Crescita fino al 2006, poi la caduta rovinosa innescata dalla grande crisi dei debiti sovrani, esplosa con il contagio partito dalla finanza americana malata di mutui subprime. Infine la risalita, ma non per tutti. Men che meno per l’Italia. Che anzi è l’unico tra i nove Paesi dell’area euro presi in esame (il Regno Unito, com’è noto, è nell’Unione europea ma ha conservato gelosamente la propria moneta) a non mostrare segni di ripresa. Sono dati noti, è vero, ma vederli espressi in un confronto così nitido rende ancora più evidente la difficoltà strutturale in cui versa l’economia italiana.
I numeri non mentono e, se negativi, dovrebbero preoccupare anche quando sono attesi. Soprattutto quando le stime dicono, universalmente, che non andrà molto meglio, in futuro. Né, giunti al non lusinghiero traguardo del tredicesimo trimestre senza crescita, si può indulgere nel refrain del mal comune.

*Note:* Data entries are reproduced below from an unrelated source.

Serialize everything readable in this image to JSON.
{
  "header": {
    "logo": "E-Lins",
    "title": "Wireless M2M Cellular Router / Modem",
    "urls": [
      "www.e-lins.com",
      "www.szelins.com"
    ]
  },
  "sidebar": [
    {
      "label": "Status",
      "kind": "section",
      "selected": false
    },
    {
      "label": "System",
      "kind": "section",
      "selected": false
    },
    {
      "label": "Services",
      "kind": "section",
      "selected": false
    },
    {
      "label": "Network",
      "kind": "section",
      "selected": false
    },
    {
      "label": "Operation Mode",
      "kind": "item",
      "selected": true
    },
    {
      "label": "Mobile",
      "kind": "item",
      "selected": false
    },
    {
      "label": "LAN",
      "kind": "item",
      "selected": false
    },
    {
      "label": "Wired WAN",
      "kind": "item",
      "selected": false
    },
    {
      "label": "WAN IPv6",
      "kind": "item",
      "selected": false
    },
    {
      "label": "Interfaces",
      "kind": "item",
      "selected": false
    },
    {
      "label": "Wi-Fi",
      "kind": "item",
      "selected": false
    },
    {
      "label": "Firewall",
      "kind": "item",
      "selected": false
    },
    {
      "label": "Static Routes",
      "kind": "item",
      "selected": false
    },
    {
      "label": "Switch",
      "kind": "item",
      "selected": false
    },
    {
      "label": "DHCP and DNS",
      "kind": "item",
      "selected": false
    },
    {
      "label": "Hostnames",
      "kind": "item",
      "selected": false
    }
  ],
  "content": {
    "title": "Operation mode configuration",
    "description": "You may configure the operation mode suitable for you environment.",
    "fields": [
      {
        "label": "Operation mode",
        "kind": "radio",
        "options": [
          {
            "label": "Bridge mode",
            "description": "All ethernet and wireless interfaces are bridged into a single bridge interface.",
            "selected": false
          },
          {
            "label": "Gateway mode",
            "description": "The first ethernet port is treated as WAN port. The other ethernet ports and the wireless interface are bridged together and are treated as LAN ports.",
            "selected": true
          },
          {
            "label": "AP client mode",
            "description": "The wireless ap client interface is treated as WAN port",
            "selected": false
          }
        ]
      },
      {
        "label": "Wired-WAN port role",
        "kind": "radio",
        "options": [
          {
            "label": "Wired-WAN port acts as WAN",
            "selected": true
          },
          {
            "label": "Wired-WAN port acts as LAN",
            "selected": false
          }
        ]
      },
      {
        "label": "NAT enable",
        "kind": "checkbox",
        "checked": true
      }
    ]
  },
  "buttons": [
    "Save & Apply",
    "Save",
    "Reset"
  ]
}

Perché l’economia viaggia al minimo anche nell’Eurozona, ma è altrettanto vero che, come certificato da Eurostat, l’Unione monetaria mostra un timido segno positivo davanti allo zero virgola del Pil registrato nei primi nove mesi del 2014: +0,2%, ad essere precisi. E poi crescono tutti, nel trimestre e nell’anno, tranne Italia e Cipro, unico (piccolo) Paese a fare peggio di noi. Perfino la disastratissima Grecia (reduce da un tragico -24% dall’inizio della crisi del a oggi) è passata in territorio positivo da tre trimestri in qua.
Anche se quando facciamo certi confronti non dobbiamo mai dimenticare gli ordini di grandezza, per esempio il rapporto fra il Pil di Italia e Grecia e quanto la forbice si sia allargata negli ultimi anni, nonostante gli ultimi segnali positivi da Atene.
Ovviamente non è il confronto con la Grecia a poterci consolare. Soprattutto se diamo uno sguardo al grafico dinamico qui sotto. Dal quale emerge in tutta la sua crudezza che il decennio perduto l’Italia (gli anni in realtà sono 14), se il cambiamento di verso resta uno slogan, non rischia di averlo solo davanti a sé. Dal 2000 ad oggi, è un fatto, siamo gli unici ad avere visto diminuire la ricchezza prodotta.
La Francia, che pure non se la passa benissimo e nel 2014 sfonderà il tetto del 3% del deficit veleggiando verso il 4,5%, ha visto crescere il Pil reale (dei primi nove mesi) da 1.771 a 2.060 miliardi. La Germania da 2.156 si è spinta oltre i 2.500. La Spagna ci tallona, essendo salita da 852 a 1.028 miliardi. Scorrendo il grafico, poi, non si può non notare il sorpasso (ormai datato 2005) della Gran Bretagna. E perfino Atene può dire di non essere arretrata, nonostante tutto.